HMA v PIERCE THOMAS HENDRY& DANIEL KELLY

At the High Court in Aberdeen Lord Doherty sentenced Pierce Hendry to an extended sentence of 7 years, the custodial term being 4 years and the extension period being 3 years. Daniel Kelly was sentenced to 3 years 4 months detention. Both pled guilty to assault and robbery on 21 February 2013 at a licensed grocers in Glasgow and to assault and with intent to rob on the same date at another shop in Glasgow.

 On sentencing Lord Doherty made the following statement in court

“You have both pled guilty to serious charges. The first offence you committed involved assaulting a shopkeeper, presenting a machete and knife at him, threatening him with violence, and demanding money from him, all with intent to rob him. The machete had a blade about 6 inches long. The shopkeeper activated a panic alarm. He had to shield himself with a chair from you. You fled the shop. Having failed to get money from those premises you committed a similar attack minutes later at a nearby shop. In addition to the shopkeeper there were two female customers present. You presented the machete at the shopkeeper, threatened him with violence, robbed him of a quantity of alcohol and attempted to rob him of a quantity of money. The shopkeeper pressed the panic alarm and picked up a stick to defend himself. You were forced backwards and fled the store.

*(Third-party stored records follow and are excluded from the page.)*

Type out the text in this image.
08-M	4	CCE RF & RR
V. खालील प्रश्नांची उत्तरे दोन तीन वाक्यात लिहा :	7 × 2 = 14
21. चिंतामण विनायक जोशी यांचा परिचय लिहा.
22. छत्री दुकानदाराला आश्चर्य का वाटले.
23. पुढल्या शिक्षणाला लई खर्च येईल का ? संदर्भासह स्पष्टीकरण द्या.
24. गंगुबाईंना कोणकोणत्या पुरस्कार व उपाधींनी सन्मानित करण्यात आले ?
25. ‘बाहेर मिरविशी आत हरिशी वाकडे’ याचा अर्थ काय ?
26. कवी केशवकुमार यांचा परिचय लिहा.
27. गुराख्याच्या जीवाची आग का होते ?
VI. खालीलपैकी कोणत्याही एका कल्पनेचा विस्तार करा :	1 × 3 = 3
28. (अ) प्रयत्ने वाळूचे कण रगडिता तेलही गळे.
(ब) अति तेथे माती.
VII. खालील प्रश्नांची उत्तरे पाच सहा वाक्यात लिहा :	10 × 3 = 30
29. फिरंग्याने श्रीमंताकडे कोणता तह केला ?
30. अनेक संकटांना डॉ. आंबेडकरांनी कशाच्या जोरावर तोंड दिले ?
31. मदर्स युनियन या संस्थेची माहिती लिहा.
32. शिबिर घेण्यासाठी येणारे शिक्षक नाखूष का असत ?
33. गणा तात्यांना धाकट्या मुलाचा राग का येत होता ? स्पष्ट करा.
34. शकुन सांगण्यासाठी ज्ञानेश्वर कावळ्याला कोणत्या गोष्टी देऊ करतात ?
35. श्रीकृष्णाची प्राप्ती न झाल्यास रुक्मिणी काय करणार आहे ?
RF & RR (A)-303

Mr Hendry, you were aged 18 at the time of these offences. You have several previous convictions including a conviction on 20 September 2011 for assault and robbery using a knife for which you were sentenced to detention for 21 months. You were on licence for that offence at the time the current offences were committed. The unexpired portion is 141 days. In ordinary course I would have made an order for your return to prison to serve that unexpired portion. However, the total period for which you have been on remand in respect of the current offences is 57 days. Rather than pronounce a  s.16 order for return I shall not backdate the sentence I am about to pronounce.

I have regard to all that has been said on your behalf. I take account of your young age and difficulties that you have faced in life. I give you full credit for pleading guilty to these offences at an early stage. I am satisfied, given the circumstances of the offences and your record, that if I did not pass an extended sentence in your case the period for which you would be subject to a licence following your release from prison would not be sufficient for protecting the public from serious harm from you. Had you not pled guilty when you did the cumulo sentence which I would have imposed for charges one and two would have been an extended sentence of 9 years detention (made up of a 6 year custodial term and a 3 year extension period). Six months of the custodial term would have been in respect of bail aggravations. In view of your plea of guilty the sentence which I pass is an extended sentence of 7 years detention (made up of a 4 year custodial term and a 3 year extension period). That sentence shall run from today’s date. 

Mr Kelly, you were 17 at the time the offences were committed. Your record includes a previous conviction on 11 May 2010 for assault with intent to rob involving a knife. You received 7 months detention for that offence. You have previous convictions for breach of bail conditions. I have regard to all that has been said on your behalf. I take account of your young age and the difficulties that you have faced in life. I give you full credit for pleading guilty to these offences at an early stage. I take account of the period of 45 days which you spent on remand for these offences prior to 23 August 2013. I am satisfied, given the circumstances of the offences and your record, that if I did not pass an extended sentence or make a supervised release order in your case the period for which you would be subject to a licence following your release from prison would not be sufficient for protecting the public from serious harm from you. Had you not pled guilty when you did the cumulo sentence which I would have imposed for charges 1 and 2 would have been an extended sentence of 6 years detention, 4 months of that being attributable to the bail aggravations, the custodial part of that sentence being 5 years and the extension period being 1 year. In view of your plea the sentence I propose to pass on charges 1 and 2 is a cumulo sentence of 3 years 4 months detention together with a supervised release order requiring you to be subject to the supervision of a relevant officer of a local authority and comply with such requirements as he may impose for a period of 12 months following your release. As you have indicated that you are prepared to comply with such requirements that is the sentence which I impose on charges 1 and 2. That sentence will be backdated to 23 August 2013.

You have also pled guilty to charge 3, a contravention of s. 27(1)(b) of the Criminal Procedure (Scotland) Act 1995. You committed that offence while on bail. You have previous analagous convictions. Had it not been for your plea of guilty I would have sentenced you to 6 months detention in respect of that offence, with 2 months being attributed to the bail aggravation. In view of your plea the sentence I impose for that charge is 4 months detention. That sentence will be consecutive to the sentence pronounced in respect of charges 1 and 2.”